Dear God, I look a misery. The days of anxiety had not been kind to her. She was twenty-seven, not a young girl anymore, and the years were starting to show.

“I guess I had better get Samuel to marry me,” she said out loud, “or I’ll be an old maid soon enough.” She smiled as she thought of the two of them, she and Aunt Molly, living out their dotage together, old maids with white hair. People would whisper about them. Children would start rumors that they were witches.

She could imagine the two of them growing old together. They had got on well in the two years that Wendy had been with her, staying in the carriage house. Molly was lively and fun, and they understood each other’s need for occasional solitude.

Indeed, they did not grow tired of one another because they did not see much of one another. Molly was always on the move, and there would sometimes be weeks in which Wendy was certain Molly had not come home, but she was never sure. Molly never announced when she was leaving and did not announce her return. One day she was around the house, one day she was not. But Wendy lived happily in the little carriage house and enjoyed Molly’s company when it was there, and she did not ask questions.

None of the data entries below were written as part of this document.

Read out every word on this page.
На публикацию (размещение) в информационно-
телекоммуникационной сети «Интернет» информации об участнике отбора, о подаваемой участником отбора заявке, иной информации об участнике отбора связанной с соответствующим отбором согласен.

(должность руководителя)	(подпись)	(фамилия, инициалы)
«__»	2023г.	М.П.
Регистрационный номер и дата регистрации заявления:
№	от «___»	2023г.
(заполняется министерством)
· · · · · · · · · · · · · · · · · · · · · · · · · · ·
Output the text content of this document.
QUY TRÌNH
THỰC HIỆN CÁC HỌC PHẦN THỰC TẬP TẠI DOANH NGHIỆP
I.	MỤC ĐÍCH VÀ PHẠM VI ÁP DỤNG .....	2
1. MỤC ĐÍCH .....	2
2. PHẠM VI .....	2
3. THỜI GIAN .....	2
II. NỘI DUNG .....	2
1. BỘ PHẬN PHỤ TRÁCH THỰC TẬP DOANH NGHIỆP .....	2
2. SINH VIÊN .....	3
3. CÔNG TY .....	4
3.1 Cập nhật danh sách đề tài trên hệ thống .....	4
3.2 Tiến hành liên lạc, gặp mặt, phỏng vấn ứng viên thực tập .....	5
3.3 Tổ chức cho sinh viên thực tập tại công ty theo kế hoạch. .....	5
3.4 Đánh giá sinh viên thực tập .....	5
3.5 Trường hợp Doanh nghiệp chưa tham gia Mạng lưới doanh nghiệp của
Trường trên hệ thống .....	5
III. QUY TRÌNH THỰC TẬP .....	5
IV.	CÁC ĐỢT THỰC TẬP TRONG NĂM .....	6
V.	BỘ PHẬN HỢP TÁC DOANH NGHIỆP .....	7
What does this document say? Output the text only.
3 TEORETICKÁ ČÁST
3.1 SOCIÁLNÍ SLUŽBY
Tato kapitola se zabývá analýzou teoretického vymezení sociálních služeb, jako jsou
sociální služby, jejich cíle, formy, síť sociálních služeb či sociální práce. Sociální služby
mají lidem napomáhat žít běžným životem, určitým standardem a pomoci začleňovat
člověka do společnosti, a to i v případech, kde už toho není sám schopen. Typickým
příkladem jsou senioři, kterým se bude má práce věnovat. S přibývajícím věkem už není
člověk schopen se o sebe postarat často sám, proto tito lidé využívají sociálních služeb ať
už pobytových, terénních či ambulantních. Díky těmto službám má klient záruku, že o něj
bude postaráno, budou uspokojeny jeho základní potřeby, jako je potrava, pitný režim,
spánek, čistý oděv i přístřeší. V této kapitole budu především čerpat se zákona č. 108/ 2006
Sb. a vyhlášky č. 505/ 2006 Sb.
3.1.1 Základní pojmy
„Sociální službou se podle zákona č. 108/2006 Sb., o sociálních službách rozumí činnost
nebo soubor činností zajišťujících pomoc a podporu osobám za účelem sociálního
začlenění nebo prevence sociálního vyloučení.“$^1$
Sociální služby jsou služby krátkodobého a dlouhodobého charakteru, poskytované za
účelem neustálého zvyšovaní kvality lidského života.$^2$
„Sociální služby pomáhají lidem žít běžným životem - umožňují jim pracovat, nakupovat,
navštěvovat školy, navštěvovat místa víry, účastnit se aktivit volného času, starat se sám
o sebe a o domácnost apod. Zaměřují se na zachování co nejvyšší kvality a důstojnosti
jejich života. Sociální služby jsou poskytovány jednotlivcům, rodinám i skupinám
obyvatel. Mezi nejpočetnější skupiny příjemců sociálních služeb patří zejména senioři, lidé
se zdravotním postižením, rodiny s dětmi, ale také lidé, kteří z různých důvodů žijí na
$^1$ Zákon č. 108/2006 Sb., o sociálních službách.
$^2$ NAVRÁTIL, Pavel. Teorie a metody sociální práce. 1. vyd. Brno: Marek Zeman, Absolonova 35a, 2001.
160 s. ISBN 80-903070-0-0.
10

Wendy finished packing, then pulled a simple traveling dress over her chemise, no crinoline, which she avoided in any event. She took the money that she had hidden in her sock drawer and stuffed it down into the carpetbag. She sat at her familiar desk and wrote a short note to Aunt Molly, explaining things matter-offactly, and left it on her pillow. She took one look around the carriage house, a place she had come to love, then tied a simple bonnet on her head, turned down the lantern until the flame was extinguished, and stepped out into the night.